Just run a quick Google search and you’ll see just how prevalent it is. But wait, you may say, isn’t caregiver stress and caregiver burnout the same thing? I mean, I’m looking at my Google search results and they seem to use “caregiver stress” and “caregiver burnout” synonymously.
Well, they’re not. What do I mean? Let’s take a closer look.
Author Sherrie Bourg Carter Psy.D. points out in a blog post entitled The Tell Tale Signs of Burnout … Do You Have Them? Running out of gas? Recognizing the signs of burnout before it’s too late on, “When in the throes of full-fledged burnout, you are no longer able to function effectively on a personal or professional level.”
But, you may be asking, when does stress cross over and become burn-out?
Short answer, it can be different for each person. It is when a loved one is being rushed yet again to the emergency room? Or when one’s mother or father move in and turn a once relatively quiet existence upside down? Perhaps it’s when the doctor gives the dreaded diagnosis after months of a loved one having this or that illness? It may be any one or none of those things.
So . . .
Could you be burnt out and not even know it?
Several weeks ago, I was preparing to do a Facebook Livestream. The topic?

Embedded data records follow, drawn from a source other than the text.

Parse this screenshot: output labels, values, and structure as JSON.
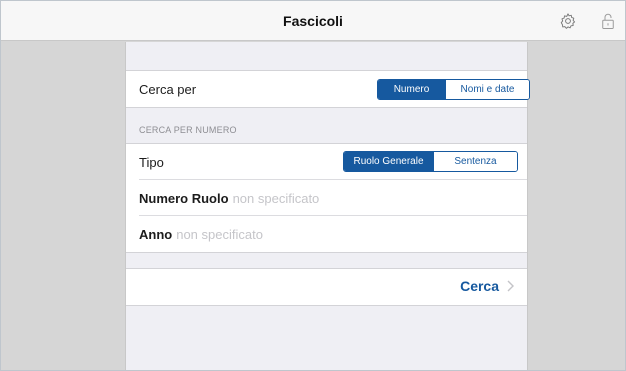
{
  "navbar": {
    "title": "Fascicoli",
    "settings_icon": "gear-icon",
    "lock_icon": "unlock-icon"
  },
  "search_by": {
    "label": "Cerca per",
    "options": [
      "Numero",
      "Nomi e date"
    ],
    "selected": "Numero"
  },
  "section": {
    "header": "CERCA PER NUMERO"
  },
  "tipo": {
    "label": "Tipo",
    "options": [
      "Ruolo Generale",
      "Sentenza"
    ],
    "selected": "Ruolo Generale"
  },
  "numero_ruolo": {
    "label": "Numero Ruolo",
    "placeholder": "non specificato"
  },
  "anno": {
    "label": "Anno",
    "placeholder": "non specificato"
  },
  "action": {
    "label": "Cerca",
    "icon": "chevron-right-icon"
  },
  "colors": {
    "accent": "#16599f",
    "background": "#efeff4",
    "side": "#d6d6d6"
  }
}
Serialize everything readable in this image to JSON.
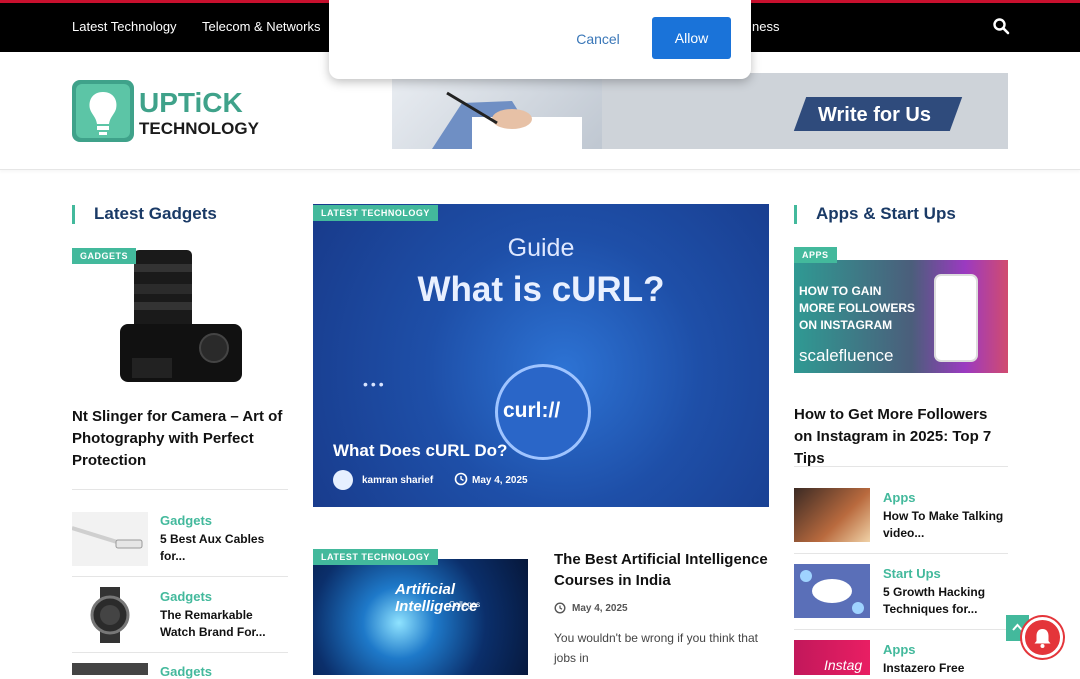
{
  "nav": {
    "items": [
      "Latest Technology",
      "Telecom & Networks",
      "ness"
    ]
  },
  "logo": {
    "line1": "UPTICK",
    "line2": "TECHNOLOGY"
  },
  "banner": {
    "cta": "Write for Us"
  },
  "left": {
    "section_title": "Latest Gadgets",
    "tag": "GADGETS",
    "featured_title": "Nt Slinger for Camera – Art of Photography with Perfect Protection",
    "list": [
      {
        "category": "Gadgets",
        "title": "5 Best Aux Cables for..."
      },
      {
        "category": "Gadgets",
        "title": "The Remarkable Watch Brand For..."
      },
      {
        "category": "Gadgets",
        "title": ""
      }
    ]
  },
  "center": {
    "hero": {
      "tag": "LATEST TECHNOLOGY",
      "image_heading_small": "Guide",
      "image_heading_big": "What is cURL?",
      "image_logo": "curl://",
      "image_dots": "•••",
      "title": "What Does cURL Do?",
      "author": "kamran sharief",
      "date": "May 4, 2025"
    },
    "second": {
      "tag": "LATEST TECHNOLOGY",
      "thumb_text": "Artificial Intelligence",
      "thumb_sub": "Colleges",
      "title": "The Best Artificial Intelligence Courses in India",
      "date": "May 4, 2025",
      "excerpt": "You wouldn't be wrong if you think that jobs in"
    }
  },
  "right": {
    "section_title": "Apps & Start Ups",
    "tag": "APPS",
    "insta_line1": "HOW TO GAIN",
    "insta_line2": "MORE FOLLOWERS",
    "insta_line3": "ON INSTAGRAM",
    "insta_brand": "scalefluence",
    "featured_title": "How to Get More Followers on Instagram in 2025: Top 7 Tips",
    "list": [
      {
        "category": "Apps",
        "title": "How To Make Talking video..."
      },
      {
        "category": "Start Ups",
        "title": "5 Growth Hacking Techniques for..."
      },
      {
        "category": "Apps",
        "title": "Instazero Free"
      }
    ],
    "insta_thumb_text": "Instag"
  },
  "dialog": {
    "cancel": "Cancel",
    "allow": "Allow"
  },
  "colors": {
    "accent": "#43b99c",
    "nav_bg": "#000000",
    "allow_btn": "#1a73d9",
    "heading": "#1a3a66"
  }
}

What else? Caregiver Burnout. I read a bunch of articles and blog posts. To my surprise, I found myself identifying with many of the symptoms: inability to function, detachment, overwhelm.
I was amazed. Truly, it was an eye-opener! I mean, I’d been accused of being detached. Imagine my surprise!
To be honest it made total sense. After all, my parents had died. I was busy at my job. I was trying to catch up with things, things that were important to me, things I let slide during my parents’ illnesses and death. In essence, I was trying to get my life back, all while still struggling with exhaustion.
I had no idea I was burnt out, but as Sherrie Bourg Carter Psy.D. reminds us in her blog post, The Tell Tale Signs of Burnout … Do You Have Them? Running out of gas? Recognizing the signs of burnout before it’s too late in, “You don’t wake up one morning and all of a sudden ‘have burnout.’ Its nature is much more insidious, creeping up on us over time like a slow leak, which makes it much harder to recognize.”
So what do I do if I find I’m burnt out?
Even if you think you might be burnt out, the first thing I would do is get checked out by a physician and/or mental health professional, if for no other reason than to get an outsider’s point of view. Now, you can go and talk to a friend, neighbor, or relative and ask him or her if they think you are burnt out but the benefit of being evaluated by a health professional is that the medical professional:

is objective,
can help to alleviate the symptoms and
can help to ultimately resolve the condition.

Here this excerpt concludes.